Got to Be Something Here: The Rise of the Minneapolis Sound – Andrea Swensson (2017)

Another full disclosure: I have gotten to know author, journalist, broadcaster Andrea Swensson rather well in the past year (as I am currently writing a book about Prince and the Revolution). Andrea is one of the preeminent Prince scholars – she even spent time at Paisley Park with the man – and found time between writing liner notes for yet another Prince legacy box set to whisk me around Minneapolis this past summer touring all the most important places that created one of the great artists of the latter half of the twentieth century. But first, for me, there was Got to Be Something Here: The Rise of the Minneapolis Sound – the most important and comprehensive study of the music, culture, and import of the thriving and influential Minneapolis scene, which stakes a high place in the pantheon of popular music.

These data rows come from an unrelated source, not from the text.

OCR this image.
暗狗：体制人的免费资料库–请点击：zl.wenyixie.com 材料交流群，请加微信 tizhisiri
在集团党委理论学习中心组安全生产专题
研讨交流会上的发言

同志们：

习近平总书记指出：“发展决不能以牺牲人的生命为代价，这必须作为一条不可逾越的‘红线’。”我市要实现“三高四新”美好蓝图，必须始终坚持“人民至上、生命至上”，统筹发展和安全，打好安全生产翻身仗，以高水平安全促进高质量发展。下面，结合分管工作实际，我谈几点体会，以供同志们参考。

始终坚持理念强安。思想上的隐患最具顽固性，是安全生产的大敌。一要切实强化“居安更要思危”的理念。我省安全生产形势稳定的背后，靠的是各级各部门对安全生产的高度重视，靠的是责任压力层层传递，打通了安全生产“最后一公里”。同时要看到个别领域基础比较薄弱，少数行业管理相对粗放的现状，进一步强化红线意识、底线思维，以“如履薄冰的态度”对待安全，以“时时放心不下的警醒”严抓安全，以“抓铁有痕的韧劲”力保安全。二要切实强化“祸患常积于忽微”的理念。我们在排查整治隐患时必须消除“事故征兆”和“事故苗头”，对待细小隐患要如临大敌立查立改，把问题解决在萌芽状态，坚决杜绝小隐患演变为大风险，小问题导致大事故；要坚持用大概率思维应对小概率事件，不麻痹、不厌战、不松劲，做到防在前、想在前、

Swensson, also a music journalist, radio host, and podcaster, is a proud native of the Twin Cities and leads the reader on a similar tour through the neighborhoods, inside the clubs, and, most importantly, out on the streets of a growing American city through a long journey from jazz, blues, funk, soul, and rock. Lost figures – Black and white – bind together to form a distinctive sound and style that sets the world aflame in the 1980s, but has its deepest roots in each phase of its evolution.

However, it is in the city’s cultural history, specifically its Black and Jewish lower middle-class neighborhoods, where the true art blossomed and pulsed with revolution and extermination, fighting systemic racism, a lack of exposure, and a schizophrenic amalgam of musical aspirations clashing and inspiring a movement. Swensson sets the scenes, puts us in the middle of times that exploded myths and forged new paths.

Got to Be Something Here brims with atmosphere, and there was and is indeed something there worth exploring and celebrating.